Jamie Okuma (Luiseño/Shoshone-Bannock) began working with beads as a child creating her own dance regalia for powwows near her home, on the La Jolla Luiseño Reservation.
In high school, Okuma made her first miniature jingle dress, which she placed on a doll figure, and thus, the Jamie Okuma we know today emerged.
Historical accuracy, exemplary workmanship, and keen attention to detail are the hallmarks of her dolls, which are also frequently referred to as ‘soft sculptures’ since the term ‘doll’ seems to diminish the aesthetic range of these creations.
Terminology aside, the magnificent small wonders that she creates replicate life in miniature.

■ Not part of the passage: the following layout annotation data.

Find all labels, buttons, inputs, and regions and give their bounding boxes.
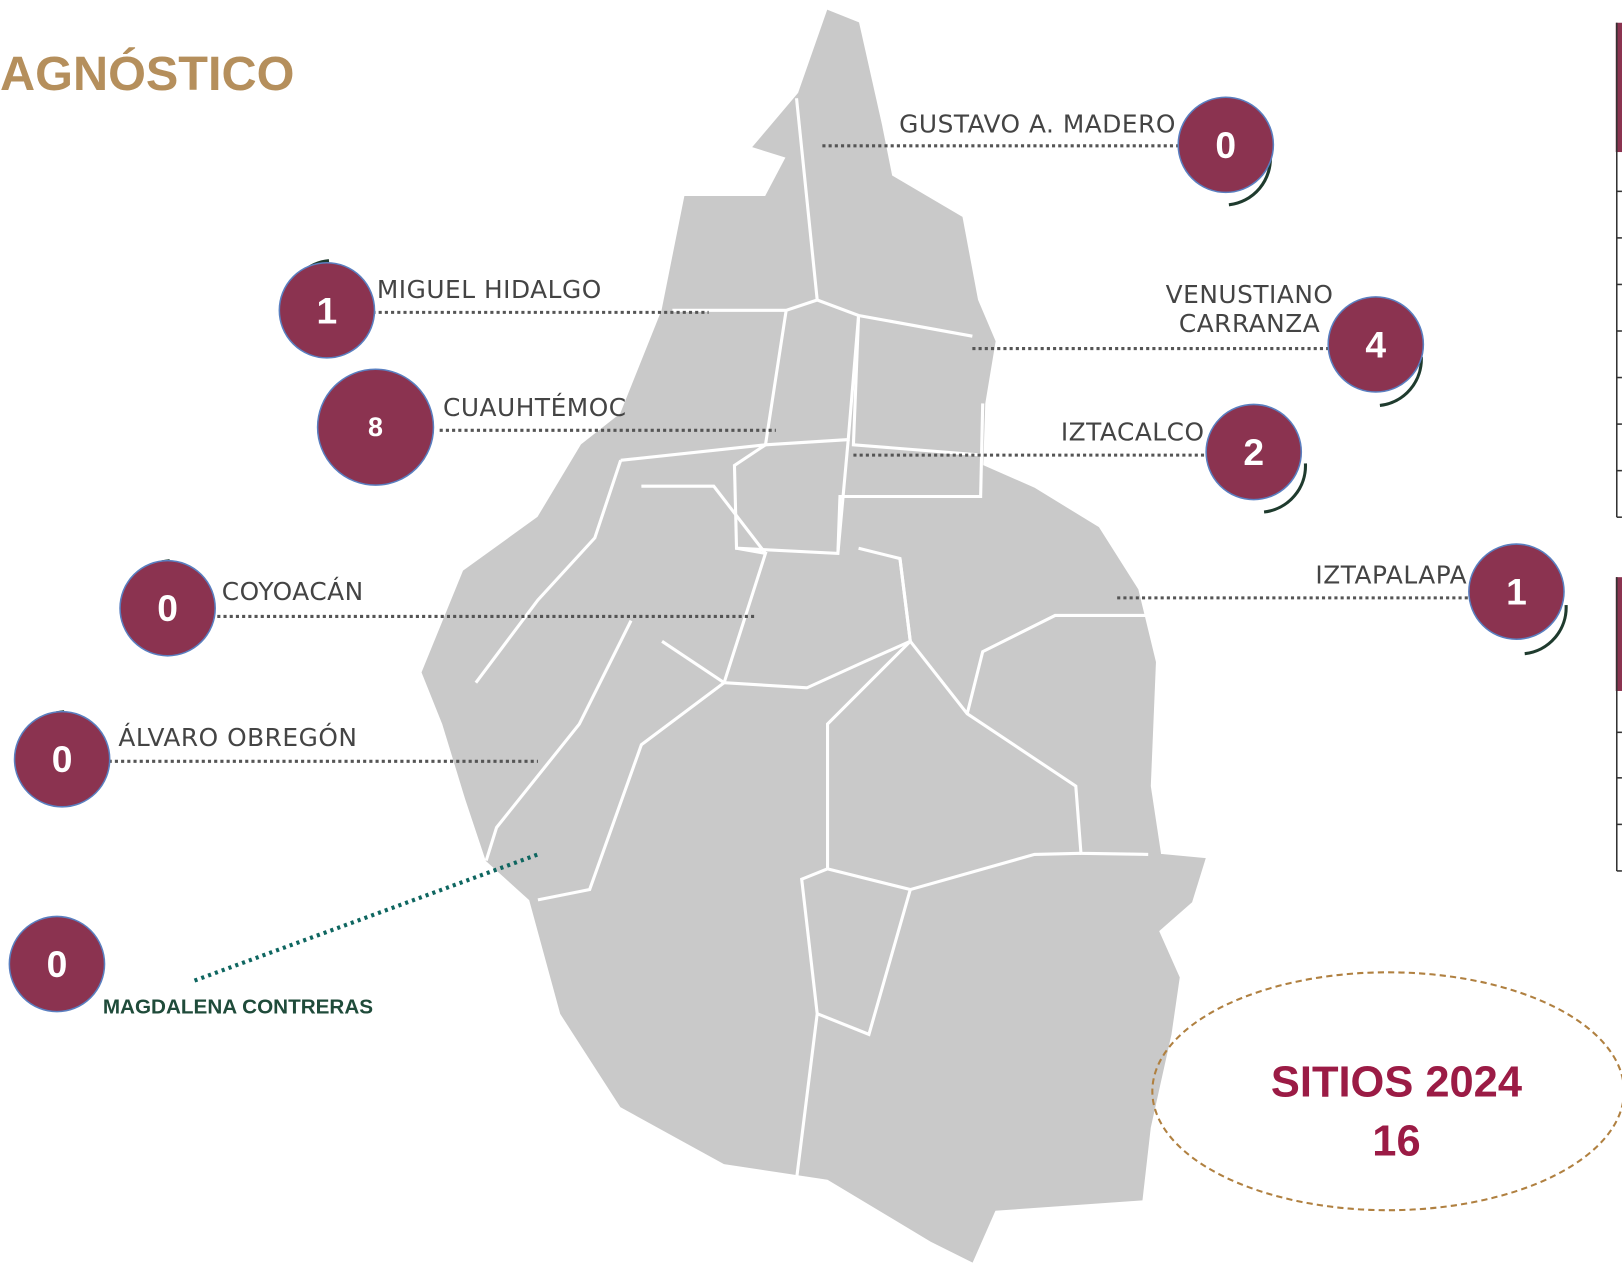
polyline: [641, 484, 767, 555]
total-ellipse: [1151, 971, 1622, 1212]
polyline: [816, 889, 912, 1037]
count: 4: [1365, 323, 1386, 365]
district-name: IZTAPALAPA: [1315, 560, 1467, 589]
count: 0: [1215, 124, 1236, 166]
district-miguel-hidalgo: MIGUEL HIDALGO 1: [278, 259, 709, 359]
count: 0: [52, 738, 73, 780]
table-header: [1615, 22, 1622, 153]
table-fragment: [1615, 22, 1622, 872]
polyline: [851, 315, 983, 457]
count: 8: [368, 412, 383, 442]
count-badge: [119, 559, 216, 657]
district-name: ÁLVARO OBREGÓN: [118, 722, 357, 752]
district-name: VENUSTIANO: [1166, 280, 1334, 309]
count: 0: [47, 943, 68, 985]
polyline: [794, 98, 973, 338]
district-coyoacan: COYOACÁN 0: [119, 559, 756, 657]
title: AGNÓSTICO: [0, 46, 294, 101]
district-name: IZTACALCO: [1061, 418, 1205, 447]
count-badge: [1468, 543, 1565, 641]
polyline: [836, 403, 985, 554]
table-header: [1615, 577, 1622, 691]
count: 2: [1243, 431, 1264, 473]
polyline: [794, 640, 912, 1180]
map-shape: [421, 9, 1206, 1263]
count-badge: [1205, 403, 1303, 501]
district-name: COYOACÁN: [222, 577, 364, 606]
arc: [1379, 356, 1423, 408]
arc: [1263, 463, 1307, 514]
district-name: MAGDALENA CONTRERAS: [103, 996, 373, 1019]
polyline: [898, 558, 1149, 856]
polyline: [537, 640, 727, 902]
count: 0: [157, 587, 178, 629]
district-iztapalapa: IZTAPALAPA 1: [1117, 543, 1568, 656]
map: [421, 9, 1206, 1263]
district-name: MIGUEL HIDALGO: [377, 275, 602, 304]
district-name: CARRANZA: [1179, 309, 1320, 338]
district-name: CUAUHTÉMOC: [443, 393, 627, 422]
district-alvaro-obregon: ÁLVARO OBREGÓN 0: [13, 710, 538, 808]
district-cuauhtemoc: CUAUHTÉMOC 8: [316, 368, 776, 486]
count: 1: [1506, 571, 1527, 613]
polyline: [484, 619, 633, 862]
count-badge: [1177, 96, 1275, 194]
district-magdalena-contreras: MAGDALENA CONTRERAS 0: [8, 852, 539, 1019]
count-badge: [278, 261, 376, 359]
count-badge: [316, 368, 435, 486]
district-gustavo-a-madero: GUSTAVO A. MADERO 0: [822, 96, 1275, 207]
district-iztacalco: IZTACALCO 2: [853, 403, 1307, 514]
total: SITIOS 2024 16: [1151, 971, 1622, 1212]
arc: [1524, 605, 1568, 656]
total-value: 16: [1372, 1117, 1420, 1165]
district-venustiano-carranza: VENUSTIANO CARRANZA 4: [972, 280, 1425, 408]
total-label: SITIOS 2024: [1271, 1058, 1522, 1106]
polyline: [474, 459, 623, 684]
count-badge: [13, 710, 111, 808]
district-name: GUSTAVO A. MADERO: [899, 109, 1176, 138]
count-badge: [1327, 296, 1425, 393]
polyline: [965, 613, 1154, 715]
polyline: [763, 310, 861, 447]
leader-line: [193, 852, 539, 983]
count-badge: [8, 915, 106, 1013]
borders: [474, 98, 1154, 1180]
count: 1: [317, 289, 338, 331]
polyline: [827, 851, 1082, 892]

Generally taking up to four months to complete a figure, Okuma focuses on the elaborate clothing and accessories that were the height of Native fashion in the late 19th and early 20th-century Plains and Plateau region. Each detail is in perfect miniature, from the tiny beaded bag to the sewn brass sequins.
A work by Okuma is much more than a traditional craft, but a piece of fine art for discriminating collectors.
At the age of 22, Okuma became the youngest artist in the history of Santa Fe Indian Market to win Best of Show, which would become the first of her four Best in Show awards: two from SWAIA and two from the Heard Museum Indian Fair and Market.
Today, she sews, beads and carves her mixed-media mini-sculptures in her home studio near sacred Mount Palomar on the La Jolla Reservation in San Diego County.